The value of $\cos (x+y)$ is equal to

• A. $\cos x \cdot \cos y+\sin x \cdot \sin y$
• B. $\cos x \cdot \sin y+\sin x \cdot \cos y$
• C. $\cos x \cdot \cos y-\sin x \cdot \sin y$
• D. None of the above

Answer 1

Answer: (C)

Consider the unit circle with centre at the origin. Let $x$ be the angle $P_4 O P_1$ and $y$ be the angle $P_1 O P_2$. Then, $(x+y)$ is the angle $P_4 O P_2$. Also, let $(-y)$ be the angle $P_4 O P_3$. Therefore, $P_1, P_2, P_3$ and $P_4$ will have the coordinates $P_1(\cos x, \sin x), P_2[\cos (x+y), \sin (x+y)]$,
$P_3[\cos (-y), \sin (-y)] \text { and } P_4(1,0) \text {. }$

Consider the triangles $P_1 O P_3$ and $P_2 O_4$. They are congruent. Therefore, $P_1 P_3$ and $P_2 P_4$ are equal.

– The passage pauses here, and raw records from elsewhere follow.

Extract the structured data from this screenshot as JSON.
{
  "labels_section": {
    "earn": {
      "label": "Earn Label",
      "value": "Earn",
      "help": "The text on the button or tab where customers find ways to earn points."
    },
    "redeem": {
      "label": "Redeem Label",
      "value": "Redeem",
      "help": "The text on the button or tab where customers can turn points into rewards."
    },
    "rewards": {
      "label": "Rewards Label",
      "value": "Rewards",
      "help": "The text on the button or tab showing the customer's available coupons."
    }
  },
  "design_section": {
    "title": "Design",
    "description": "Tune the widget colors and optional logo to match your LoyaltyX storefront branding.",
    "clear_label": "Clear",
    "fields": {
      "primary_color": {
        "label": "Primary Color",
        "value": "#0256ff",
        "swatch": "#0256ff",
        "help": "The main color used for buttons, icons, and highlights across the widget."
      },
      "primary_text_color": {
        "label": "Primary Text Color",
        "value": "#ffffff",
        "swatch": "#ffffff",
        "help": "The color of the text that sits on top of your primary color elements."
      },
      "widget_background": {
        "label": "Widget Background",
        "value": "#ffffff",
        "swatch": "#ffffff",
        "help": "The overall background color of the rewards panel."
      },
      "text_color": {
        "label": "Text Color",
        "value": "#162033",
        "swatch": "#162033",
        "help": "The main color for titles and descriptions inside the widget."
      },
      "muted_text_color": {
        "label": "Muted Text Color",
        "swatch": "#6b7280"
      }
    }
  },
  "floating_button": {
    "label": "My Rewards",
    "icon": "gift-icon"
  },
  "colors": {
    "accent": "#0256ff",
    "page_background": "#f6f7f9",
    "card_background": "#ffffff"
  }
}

By using distance formula, we get
$P_1 P_3^2= {[\cos x-\cos (-y)]^2+[\sin x-\sin (-y)]^2 } $
$= (\cos x-\cos y)^2+(\sin x+\sin y)^2 $
$= \cos ^2 x+\cos ^2 y-2 \cos x \cos y+\sin ^2 x $
$ +\sin ^2 y+2 \sin x \sin y$
$ =2-2(\cos x \cos y-\sin x \sin y) $
Also, $ P_2 P_4^2=[1-\cos (x+y)]^2+[0-\sin (x+y)]^2 $
$ =1-2 \cos (x+y)+\cos ^2(x+y)+\sin ^2(x+y)$
$ =2-2 \cos (x+y)$
Since, $P_1 P_3=P_2 P_4$, we have $P_1 P_3^2=P_2 P_4^2$
Therefore, $2-2(\cos x \cos y-\sin x \sin y)$
$=2-2 \cos (x+y)$
Hence, $\cos (x+y)=\cos x \cos y-\sin x \sin y$